Writer-director Woody Allen’s 1989 movie is his 17th film as writer-director and his 10th with Mia Farrow. It was nominated for three Academy Awards: Allen for Best Director and Best Original Screenplay, and Martin Landau for Best Supporting Actor.
Allen also stars as Cliff Stern, a struggling documentary film-maker involved with an insufferable sitcom producer called Lester (Alan Alda), his assistant Halley Reed (Farrow) and a philandering eye doctor, Judah Rosenthal (Martin Landau), cheating on his wife (Claire Bloom).
Judah’s mistress Dolores Paley (Anjelica Huston) orders him to leave his wife and marry her as promised or she will reveal their affair.
Allen boldly goes into new territory for him – a Fatal Attraction-style thriller with laughs – to produce a deeply pessimistic film where love is unrequited and justice is not done.
Yet the movie is elegantly written, handsomely filmed (cinematography by Sven Nykvist and sets by Santo Loquasto), and beautifully acted, not least by Landau. And, yes, sometimes it is even funny. Always richly entertaining, it is one of Allen’s best. It cost $19 million and grossed $18,250,000 in the US, so it was not one of his hits.
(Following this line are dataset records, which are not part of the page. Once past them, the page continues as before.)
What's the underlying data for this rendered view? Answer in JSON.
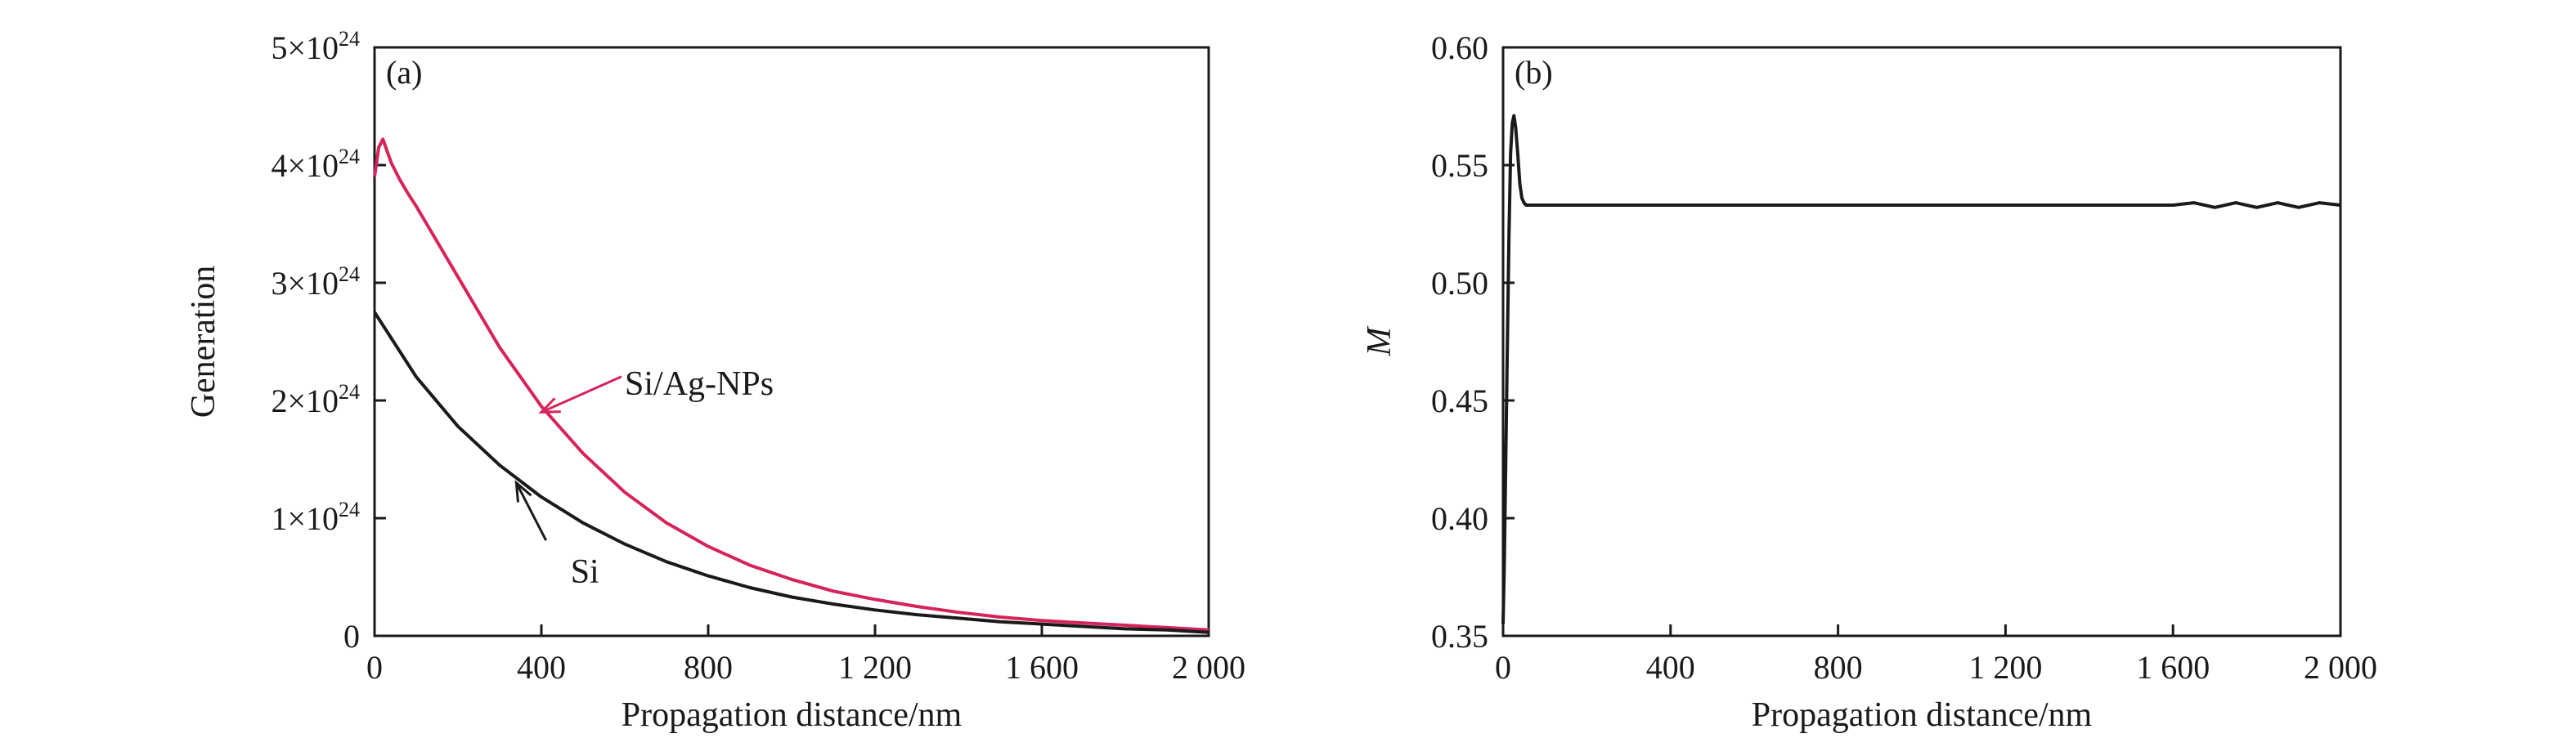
{
  "chart_data": [
    {
      "type": "line",
      "panel_label": "(a)",
      "xlabel": "Propagation distance/nm",
      "ylabel": "Generation",
      "xlim": [
        0,
        2000
      ],
      "ylim": [
        0,
        5e+24
      ],
      "x_ticks": [
        0,
        400,
        800,
        1200,
        1600,
        2000
      ],
      "x_tick_labels": [
        "0",
        "400",
        "800",
        "1 200",
        "1 600",
        "2 000"
      ],
      "y_ticks": [
        0,
        1e+24,
        2e+24,
        3e+24,
        4e+24,
        5e+24
      ],
      "y_tick_labels": [
        {
          "base": "0",
          "exp": ""
        },
        {
          "base": "1×10",
          "exp": "24"
        },
        {
          "base": "2×10",
          "exp": "24"
        },
        {
          "base": "3×10",
          "exp": "24"
        },
        {
          "base": "4×10",
          "exp": "24"
        },
        {
          "base": "5×10",
          "exp": "24"
        }
      ],
      "series": [
        {
          "name": "Si/Ag-NPs",
          "color": "#d6245a",
          "x": [
            0,
            10,
            20,
            30,
            40,
            60,
            80,
            100,
            150,
            200,
            300,
            400,
            500,
            600,
            700,
            800,
            900,
            1000,
            1100,
            1200,
            1300,
            1400,
            1500,
            1600,
            1700,
            1800,
            1900,
            2000
          ],
          "values": [
            3.9e+24,
            4.15e+24,
            4.22e+24,
            4.12e+24,
            4.02e+24,
            3.88e+24,
            3.76e+24,
            3.65e+24,
            3.35e+24,
            3.05e+24,
            2.45e+24,
            1.95e+24,
            1.55e+24,
            1.22e+24,
            9.6e+23,
            7.6e+23,
            6e+23,
            4.8e+23,
            3.8e+23,
            3.1e+23,
            2.5e+23,
            2e+23,
            1.6e+23,
            1.3e+23,
            1.1e+23,
            9e+22,
            7e+22,
            5e+22
          ]
        },
        {
          "name": "Si",
          "color": "#1a1a1a",
          "x": [
            0,
            100,
            200,
            300,
            400,
            500,
            600,
            700,
            800,
            900,
            1000,
            1100,
            1200,
            1300,
            1400,
            1500,
            1600,
            1700,
            1800,
            1900,
            2000
          ],
          "values": [
            2.75e+24,
            2.2e+24,
            1.78e+24,
            1.45e+24,
            1.18e+24,
            9.6e+23,
            7.8e+23,
            6.3e+23,
            5.1e+23,
            4.1e+23,
            3.3e+23,
            2.7e+23,
            2.2e+23,
            1.8e+23,
            1.5e+23,
            1.2e+23,
            1e+23,
            8e+22,
            6e+22,
            5e+22,
            3e+22
          ]
        }
      ],
      "annotations": [
        {
          "text": "Si/Ag-NPs",
          "color": "#d6245a",
          "text_at": [
            600,
            2.05e+24
          ],
          "arrow_to": [
            400,
            1.9e+24
          ]
        },
        {
          "text": "Si",
          "color": "#1a1a1a",
          "text_at": [
            470,
            4.5e+23
          ],
          "arrow_to": [
            340,
            1.3e+24
          ]
        }
      ]
    },
    {
      "type": "line",
      "panel_label": "(b)",
      "xlabel": "Propagation distance/nm",
      "ylabel": "M",
      "xlim": [
        0,
        2000
      ],
      "ylim": [
        0.35,
        0.6
      ],
      "x_ticks": [
        0,
        400,
        800,
        1200,
        1600,
        2000
      ],
      "x_tick_labels": [
        "0",
        "400",
        "800",
        "1 200",
        "1 600",
        "2 000"
      ],
      "y_ticks": [
        0.35,
        0.4,
        0.45,
        0.5,
        0.55,
        0.6
      ],
      "y_tick_labels": [
        "0.35",
        "0.40",
        "0.45",
        "0.50",
        "0.55",
        "0.60"
      ],
      "series": [
        {
          "name": "",
          "color": "#1a1a1a",
          "x": [
            0,
            3,
            6,
            10,
            14,
            18,
            22,
            26,
            30,
            35,
            40,
            45,
            50,
            55,
            60,
            70,
            100,
            200,
            400,
            800,
            1200,
            1500,
            1600,
            1650,
            1700,
            1750,
            1800,
            1850,
            1900,
            1950,
            2000
          ],
          "values": [
            0.355,
            0.38,
            0.42,
            0.47,
            0.52,
            0.555,
            0.568,
            0.571,
            0.566,
            0.555,
            0.542,
            0.536,
            0.534,
            0.533,
            0.533,
            0.533,
            0.533,
            0.533,
            0.533,
            0.533,
            0.533,
            0.533,
            0.533,
            0.534,
            0.532,
            0.534,
            0.532,
            0.534,
            0.532,
            0.534,
            0.533
          ]
        }
      ]
    }
  ]
}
Also in the cast are Joanna Gleason, Caroline Aaron, Jenny Nichols, Jerry Orbach, Sam Waterston, and Daryl Hannah.
Allen recalls he had difficulty casting the role of the philandering eye doctor, Judah Rosenthal: ‘I just couldn’t find anybody good for the part of Judah. Martin Landau read it and he was completely natural. Of all the actors I’ve ever worked with, he gives expression to my dialogue exactly as I hear it. His colloquialisms, his idiom, his inflection is exactly correct. So of all the people who’ve ever read my lines, he makes them correct every time. One of the reasons for this must be that he came from my neighbourhood in Brooklyn, right near where I lived, only a few blocks away.’
Landau also taught acting and one of the actors coached by him was Anjelica Huston.
In 1980 Allen began a 12-year relationship with Mia Farrow, who starred in 13 of his films from 1982 to 1992, but they never married or lived together. Allen married her adopted daughter Soon-Yi Previn on 23 December 1997.
Allen’s 11th, 12th and 13th movies with Farrow are Alice, Shadows and Fog and Husbands and Wives.
RIP most beloved Martin Landau, best remembered for North by Northwest, Crimes and Misdemeanors and Ed Wood (1994). He won the Best Supporting Actor Oscar for Ed Wood and had two other nominations – for Crimes and Misdemeanors and Tucker: The Man and His Dream (1988). He also won the Golden Globe for Ed Wood and Tucker: The Man and His Dream, as well as the 1968 Golden Globe for Best TV Star – Male.